Mme la présidente. Je mets aux voix l’amendement n° 23 rectifié bis, modifié.
(L’amendement est adopté.)
Mme la présidente. En conséquence, un article additionnel ainsi rédigé est inséré dans la proposition de loi, après l’article 1er ter.
Article 1er quater AA (nouveau)
Le demandeur à une action de groupe en réparation des préjudices veille, en tout état de la procédure, à ne pas se placer en situation de conflit d’intérêts et à préserver l’exercice de l’action de groupe qu’il engage de l’influence d’un tiers à l’instance susceptible de porter atteinte à l’intérêt des personnes représentées.

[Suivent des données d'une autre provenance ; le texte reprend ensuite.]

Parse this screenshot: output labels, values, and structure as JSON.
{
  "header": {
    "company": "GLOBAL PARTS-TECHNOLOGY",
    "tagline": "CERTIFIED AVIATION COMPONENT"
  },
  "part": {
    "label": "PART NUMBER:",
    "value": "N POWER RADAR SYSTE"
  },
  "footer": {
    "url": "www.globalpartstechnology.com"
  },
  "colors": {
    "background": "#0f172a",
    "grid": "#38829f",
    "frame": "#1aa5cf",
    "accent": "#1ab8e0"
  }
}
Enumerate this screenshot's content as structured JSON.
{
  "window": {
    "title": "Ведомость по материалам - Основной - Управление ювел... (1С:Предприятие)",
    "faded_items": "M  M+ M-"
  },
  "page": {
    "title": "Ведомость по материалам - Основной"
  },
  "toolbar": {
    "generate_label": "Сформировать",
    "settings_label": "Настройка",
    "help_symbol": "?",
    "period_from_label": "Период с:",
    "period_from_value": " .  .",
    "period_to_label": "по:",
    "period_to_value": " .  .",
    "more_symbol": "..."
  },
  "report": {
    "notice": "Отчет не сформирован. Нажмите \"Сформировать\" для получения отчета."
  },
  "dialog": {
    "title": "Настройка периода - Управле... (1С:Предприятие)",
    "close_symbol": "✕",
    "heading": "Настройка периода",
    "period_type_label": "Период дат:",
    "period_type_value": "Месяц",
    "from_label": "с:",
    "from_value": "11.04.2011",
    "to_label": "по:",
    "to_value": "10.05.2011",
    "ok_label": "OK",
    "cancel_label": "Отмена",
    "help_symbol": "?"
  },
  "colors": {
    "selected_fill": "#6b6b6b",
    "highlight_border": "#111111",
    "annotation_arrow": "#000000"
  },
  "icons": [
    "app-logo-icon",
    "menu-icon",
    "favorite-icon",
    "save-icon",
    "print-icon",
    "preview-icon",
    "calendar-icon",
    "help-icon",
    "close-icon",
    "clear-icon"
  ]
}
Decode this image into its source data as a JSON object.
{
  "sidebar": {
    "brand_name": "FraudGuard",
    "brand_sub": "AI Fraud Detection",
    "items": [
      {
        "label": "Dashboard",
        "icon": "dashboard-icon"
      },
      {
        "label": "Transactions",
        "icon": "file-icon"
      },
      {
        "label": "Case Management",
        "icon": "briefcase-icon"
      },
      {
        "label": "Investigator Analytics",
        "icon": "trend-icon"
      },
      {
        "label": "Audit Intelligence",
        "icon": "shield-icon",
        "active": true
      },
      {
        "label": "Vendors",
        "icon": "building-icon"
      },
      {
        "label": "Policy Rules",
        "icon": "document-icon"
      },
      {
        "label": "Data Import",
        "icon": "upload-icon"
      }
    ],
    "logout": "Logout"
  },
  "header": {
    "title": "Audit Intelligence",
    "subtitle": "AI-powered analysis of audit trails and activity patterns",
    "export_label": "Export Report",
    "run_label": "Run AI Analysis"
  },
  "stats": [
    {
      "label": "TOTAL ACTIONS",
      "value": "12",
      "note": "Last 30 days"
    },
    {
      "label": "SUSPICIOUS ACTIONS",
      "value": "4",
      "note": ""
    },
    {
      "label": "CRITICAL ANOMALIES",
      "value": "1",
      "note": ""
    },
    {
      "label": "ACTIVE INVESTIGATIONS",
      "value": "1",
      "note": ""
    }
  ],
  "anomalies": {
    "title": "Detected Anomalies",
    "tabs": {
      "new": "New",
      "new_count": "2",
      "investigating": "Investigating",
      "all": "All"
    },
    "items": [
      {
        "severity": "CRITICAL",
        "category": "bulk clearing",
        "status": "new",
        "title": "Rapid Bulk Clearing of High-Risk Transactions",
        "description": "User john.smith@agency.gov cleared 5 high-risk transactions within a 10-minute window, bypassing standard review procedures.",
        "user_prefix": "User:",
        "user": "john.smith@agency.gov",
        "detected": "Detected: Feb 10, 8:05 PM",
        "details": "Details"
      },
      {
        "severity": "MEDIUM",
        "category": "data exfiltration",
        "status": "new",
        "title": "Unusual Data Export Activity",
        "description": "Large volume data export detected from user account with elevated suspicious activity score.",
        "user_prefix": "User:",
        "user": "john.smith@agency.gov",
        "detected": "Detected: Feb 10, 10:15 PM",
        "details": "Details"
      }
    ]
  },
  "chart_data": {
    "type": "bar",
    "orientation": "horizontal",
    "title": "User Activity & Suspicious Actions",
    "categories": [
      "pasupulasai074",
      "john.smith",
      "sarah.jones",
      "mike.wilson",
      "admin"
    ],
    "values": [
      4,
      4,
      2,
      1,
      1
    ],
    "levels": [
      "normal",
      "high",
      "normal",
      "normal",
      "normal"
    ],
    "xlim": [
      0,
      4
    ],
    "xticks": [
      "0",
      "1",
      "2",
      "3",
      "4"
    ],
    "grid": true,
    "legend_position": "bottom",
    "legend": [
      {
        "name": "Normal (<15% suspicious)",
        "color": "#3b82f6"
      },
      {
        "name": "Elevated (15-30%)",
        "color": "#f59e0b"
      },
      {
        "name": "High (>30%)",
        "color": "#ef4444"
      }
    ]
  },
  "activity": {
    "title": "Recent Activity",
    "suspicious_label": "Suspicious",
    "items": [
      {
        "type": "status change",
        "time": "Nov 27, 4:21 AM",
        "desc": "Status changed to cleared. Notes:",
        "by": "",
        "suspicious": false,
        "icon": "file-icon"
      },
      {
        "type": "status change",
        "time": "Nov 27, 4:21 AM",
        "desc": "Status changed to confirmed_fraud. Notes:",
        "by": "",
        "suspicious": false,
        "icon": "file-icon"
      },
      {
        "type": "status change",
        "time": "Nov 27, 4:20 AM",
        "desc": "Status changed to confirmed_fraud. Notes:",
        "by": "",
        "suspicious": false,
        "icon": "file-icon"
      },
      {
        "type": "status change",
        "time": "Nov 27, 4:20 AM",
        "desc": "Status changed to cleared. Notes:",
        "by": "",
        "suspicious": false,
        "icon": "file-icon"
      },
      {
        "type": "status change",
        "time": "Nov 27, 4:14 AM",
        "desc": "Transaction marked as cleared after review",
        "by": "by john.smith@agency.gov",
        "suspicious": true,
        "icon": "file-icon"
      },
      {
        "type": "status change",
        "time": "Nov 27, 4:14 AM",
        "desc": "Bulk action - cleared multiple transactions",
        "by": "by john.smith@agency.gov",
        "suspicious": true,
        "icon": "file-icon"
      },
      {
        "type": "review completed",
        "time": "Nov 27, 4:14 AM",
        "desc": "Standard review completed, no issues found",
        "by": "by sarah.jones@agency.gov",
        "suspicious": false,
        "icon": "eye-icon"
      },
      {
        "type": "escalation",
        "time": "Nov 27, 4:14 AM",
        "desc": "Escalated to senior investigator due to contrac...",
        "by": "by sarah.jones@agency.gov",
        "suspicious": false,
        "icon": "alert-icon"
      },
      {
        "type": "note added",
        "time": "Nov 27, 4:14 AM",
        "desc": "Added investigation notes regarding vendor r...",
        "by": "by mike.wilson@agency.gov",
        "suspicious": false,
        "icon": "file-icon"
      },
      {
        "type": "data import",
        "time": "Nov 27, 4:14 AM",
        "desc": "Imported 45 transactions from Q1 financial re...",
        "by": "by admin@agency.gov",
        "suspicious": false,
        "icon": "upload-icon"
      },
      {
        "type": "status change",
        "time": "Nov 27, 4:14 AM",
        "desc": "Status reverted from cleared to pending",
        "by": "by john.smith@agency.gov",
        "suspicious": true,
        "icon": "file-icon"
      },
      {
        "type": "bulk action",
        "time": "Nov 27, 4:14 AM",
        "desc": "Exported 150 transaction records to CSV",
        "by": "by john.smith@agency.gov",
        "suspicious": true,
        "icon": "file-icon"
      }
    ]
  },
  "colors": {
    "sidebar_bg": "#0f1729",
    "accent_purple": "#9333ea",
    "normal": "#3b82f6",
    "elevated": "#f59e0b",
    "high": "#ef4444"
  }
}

Lorsqu’elle constate que le demandeur à une action de groupe en réparation des préjudices ne satisfait pas à l’obligation prévue au premier alinéa, l’autorité administrative mentionnée au I de l’article 1er bis peut, après avoir invité le demandeur à présenter des observations écrites, retirer son agrément.
Lorsque le juge estime incertain le respect par le demandeur à une action de groupe en réparation des préjudices de l’obligation prévue au premier alinéa du présent article, il peut enjoindre au demandeur de produire un aperçu financier énumérant les sources des fonds utilisés pour soutenir l’action. Lorsqu’il constate que le demandeur à une action de groupe en réparation des préjudices ne satisfait pas à l’obligation prévue au même premier alinéa, il peut déclarer l’action irrecevable et refuser l’homologation de tout accord entre les parties.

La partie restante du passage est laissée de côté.